Diskutiert wird nun, was das Ergebnis für die Chancen von Markus Söder auf eine Kanzlerkandidatur bedeutet, was es als Ausgangsbasis zur Europawahl 2024 bedeutet und (in Hessen) ob Nancy Faeser Bundesinnenministerin bleibt. Dafür sind wir wählen gegangen?

Dieses Wahlergebnis wird für Bayern exakt nullkommanull verändern. Ob jetzt 38 oder 32 Grüne im Landtag sitzen, ist für die Entwicklung Bayerns völlig irrelevant. Und ob jetzt die FW der CSU ein Ministerium abnimmt, ebenso; kann jemand CSU und FW noch unterscheiden?
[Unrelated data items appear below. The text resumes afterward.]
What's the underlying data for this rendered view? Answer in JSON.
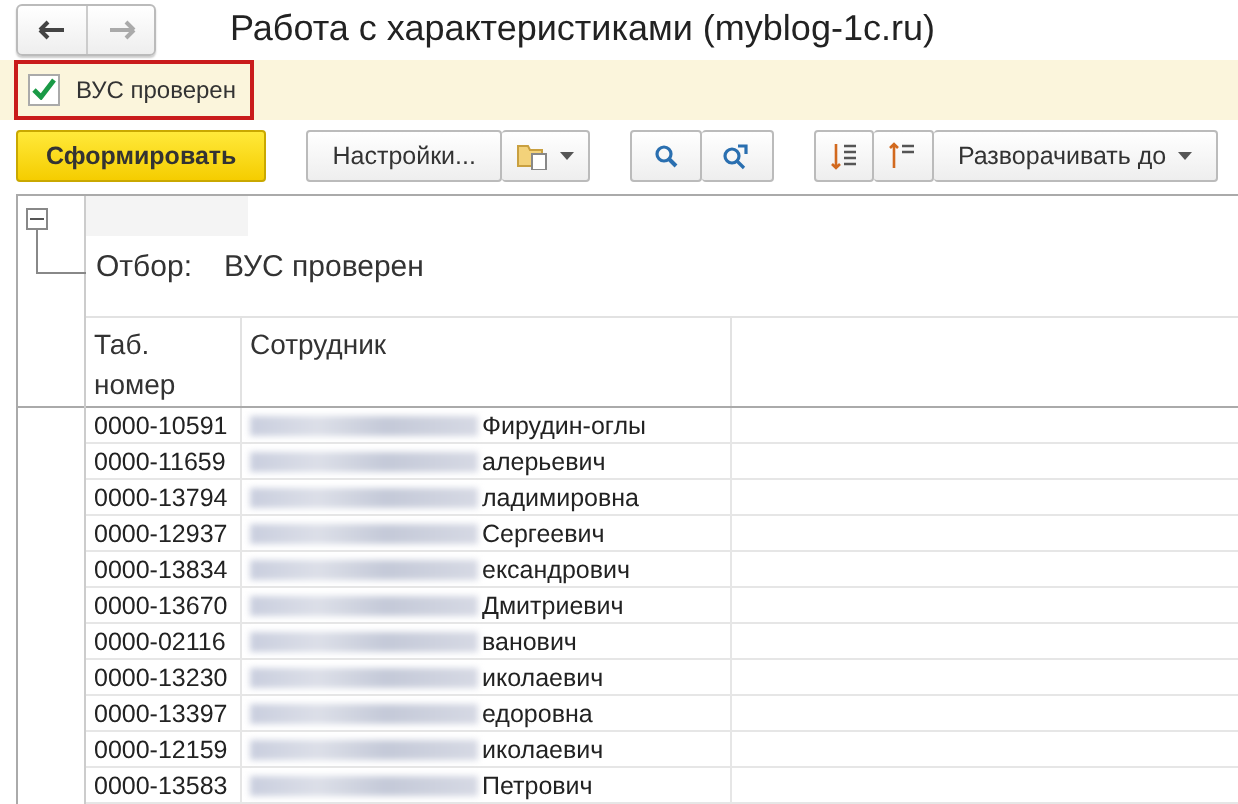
{
  "window": {
    "title": "Работа с характеристиками (myblog-1c.ru)"
  },
  "filter_checkbox": {
    "label": "ВУС проверен",
    "checked": true
  },
  "toolbar": {
    "generate_button": "Сформировать",
    "settings_button": "Настройки...",
    "expand_button": "Разворачивать до"
  },
  "report": {
    "expanded": true,
    "filter_label": "Отбор:",
    "filter_value": "ВУС проверен",
    "columns": [
      "Таб.\nномер",
      "Сотрудник"
    ],
    "rows": [
      {
        "number": "0000-10591",
        "name_visible": "Фирудин-оглы"
      },
      {
        "number": "0000-11659",
        "name_visible": "алерьевич"
      },
      {
        "number": "0000-13794",
        "name_visible": "ладимировна"
      },
      {
        "number": "0000-12937",
        "name_visible": "Сергеевич"
      },
      {
        "number": "0000-13834",
        "name_visible": "ександрович"
      },
      {
        "number": "0000-13670",
        "name_visible": "Дмитриевич"
      },
      {
        "number": "0000-02116",
        "name_visible": "ванович"
      },
      {
        "number": "0000-13230",
        "name_visible": "иколаевич"
      },
      {
        "number": "0000-13397",
        "name_visible": "едоровна"
      },
      {
        "number": "0000-12159",
        "name_visible": "иколаевич"
      },
      {
        "number": "0000-13583",
        "name_visible": "Петрович"
      }
    ]
  }
}
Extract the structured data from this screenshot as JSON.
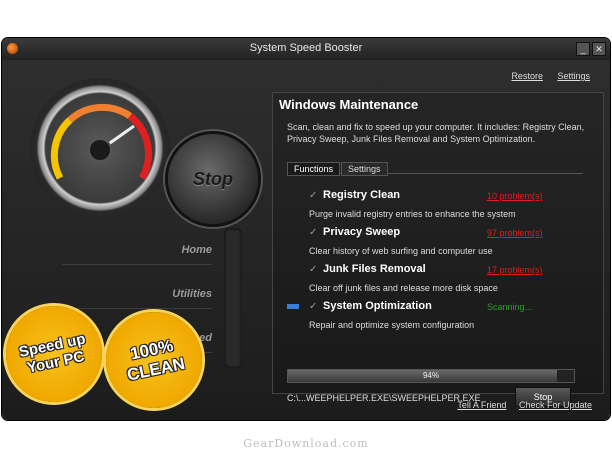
{
  "window": {
    "title": "System Speed Booster"
  },
  "top_links": {
    "restore": "Restore",
    "settings": "Settings"
  },
  "big_stop": "Stop",
  "nav": {
    "home": "Home",
    "utilities": "Utilities",
    "advanced": "ced"
  },
  "badges": {
    "speed": "Speed up\nYour PC",
    "clean": "100%\nCLEAN"
  },
  "panel": {
    "title": "Windows Maintenance",
    "description": "Scan, clean and fix to speed up your computer. It includes: Registry Clean, Privacy Sweep, Junk Files Removal and System Optimization.",
    "tabs": [
      "Functions",
      "Settings"
    ],
    "items": [
      {
        "name": "Registry Clean",
        "status": "10 problem(s)",
        "desc": "Purge invalid registry entries to enhance the system"
      },
      {
        "name": "Privacy Sweep",
        "status": "97 problem(s)",
        "desc": "Clear history of web surfing and computer use"
      },
      {
        "name": "Junk Files Removal",
        "status": "17 problem(s)",
        "desc": "Clear off junk files and release more disk space"
      },
      {
        "name": "System Optimization",
        "status": "Scanning...",
        "desc": "Repair and optimize system configuration"
      }
    ],
    "progress_value": 0.94,
    "progress_label": "94%",
    "current_file": "C:\\...WEEPHELPER.EXE\\SWEEPHELPER.EXE",
    "stop_button": "Stop"
  },
  "bottom_links": {
    "tell": "Tell A Friend",
    "update": "Check For Update"
  },
  "watermark": "GearDownload.com",
  "colors": {
    "problem": "#e02020",
    "scanning": "#2ea02e",
    "accent": "#3b7dd8"
  }
}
Die einzige Veränderung wird sich für zehn belanglose Gesichter ergeben, die nun auf AfD-Ticket ohne Sinn und Verstand mehr in den Landtag rutschen und dort für die nächsten fünf Jahre vom Steuerzahler üppig alimentiert werden und dann eine fette Altersversorgung mitnehmen. Dafür, dass sie nichts einbringen, nichts bewirken und sich ausschließlich untereinander streiten. Seltsam, dass Wähler, die für Flüchtlinge jeden Cent verschwendet sehen, diesen Nullnummern ihr Geld freudig hinterherwerfen.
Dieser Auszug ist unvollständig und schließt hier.